Yayoi Kusama possède une maîtrise protéiforme : peinture, sculpture, installation, performance, littérature, design, mode et vidéo. Son langage plastique est immédiatement identifiable, fondé sur l’obsession de la répétition, le motif du point (« polka dot »), les filets infinis, les miroirs créant des espaces sans fin, les citrouilles, les phallus en tissus (« soft sculptures »). Son travail s’inscrit au croisement du pop art, du minimalisme, du surréalisme, de l’art brut, mais reste fondamentalement singulier, centré sur l’expérience psychique subjective, l’autobiographie et la critique du monde marchand.

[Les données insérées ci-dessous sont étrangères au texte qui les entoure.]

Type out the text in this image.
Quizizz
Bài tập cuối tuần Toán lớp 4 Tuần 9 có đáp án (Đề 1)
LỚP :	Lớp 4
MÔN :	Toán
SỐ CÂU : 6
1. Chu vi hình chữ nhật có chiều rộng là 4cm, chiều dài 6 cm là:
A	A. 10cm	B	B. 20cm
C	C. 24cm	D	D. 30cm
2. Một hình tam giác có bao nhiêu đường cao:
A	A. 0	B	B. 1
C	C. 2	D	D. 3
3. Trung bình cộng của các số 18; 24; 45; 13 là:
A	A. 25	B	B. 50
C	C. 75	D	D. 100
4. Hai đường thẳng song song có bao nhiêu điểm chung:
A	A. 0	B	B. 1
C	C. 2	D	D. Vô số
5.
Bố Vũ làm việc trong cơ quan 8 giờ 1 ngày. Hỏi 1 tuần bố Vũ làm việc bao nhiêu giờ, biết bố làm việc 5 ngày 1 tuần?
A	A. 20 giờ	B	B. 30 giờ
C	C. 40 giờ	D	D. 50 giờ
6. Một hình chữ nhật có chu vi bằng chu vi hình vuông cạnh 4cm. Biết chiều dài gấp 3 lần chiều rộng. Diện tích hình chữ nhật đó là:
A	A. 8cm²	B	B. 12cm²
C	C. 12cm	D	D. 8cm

Ses installations immersives, les fameuses Infinity Mirror Rooms, ont révolutionné le rapport spectateur/œuvre, invitant à des expériences sensorielles totalisantes, à la limite de la dissolution de soi dans l’infini. Par l’usage de la répétition et de l’accumulation, Kusama porte à leur paroxysme les interrogations sur l’identité, le désir, la maladie mentale, la symbiose entre l’individu et l’univers.

Un triomphe en pointillé

Après des décennies d’ombre relative, Kusama devient dans les années 2000 la femme artiste la plus bankable à l’échelle planétaire, adoubée aussi bien par le marché de l’art, la critique, le milieu muséal que le grand public. Son influence irrigue nombre de créateurs contemporains, et son engagement pour la visibilité féminine, la santé mentale et la résistance créative en fait une figure de résilience universelle.

Parmi ses succès, on compte l’inauguration de musées à son nom, des records de fréquentation pour ses expositions, l’intégration de ses œuvres majeures dans les plus prestigieuses collections et une notoriété pop planétaire. En parallèle, Kusama n’a jamais caché ses luttes contre l’anxiété, la solitude extrême, le sentiment d’effacement, la dépression, le spectre du suicide. Son œuvre entière se vit comme un acte de survie, où création et souffrance se confondent dans un même désir de transcendance.

À 96 Ans, Des Pois Toujours Frais !

Désormais nonagénaire, Yayoi Kusama vit de façon volontaire dans un hôpital psychiatrique à Tokyo depuis 1977. Son atelier, voisin de l’hôpital, lui permet de continuer à peindre, sculpter, élaborer de nouveaux projets avec une discipline rigoureuse. Elle affirme peindre chaque jour, considérant que l’art est la force motrice qui lui permet de continuer à affronter la vie, tout en cultivant un message d’espoir et d’amour universel.

La créativité de Kusama ne faiblit pas : elle multiplie expositions, nouvelles œuvres, performances et collaborations, continuant d’inspirer le monde de l’art et de la mode, jusqu’à faire de l’infini, du point et du miroir des symboles universels de l’expérience humaine contemporaine.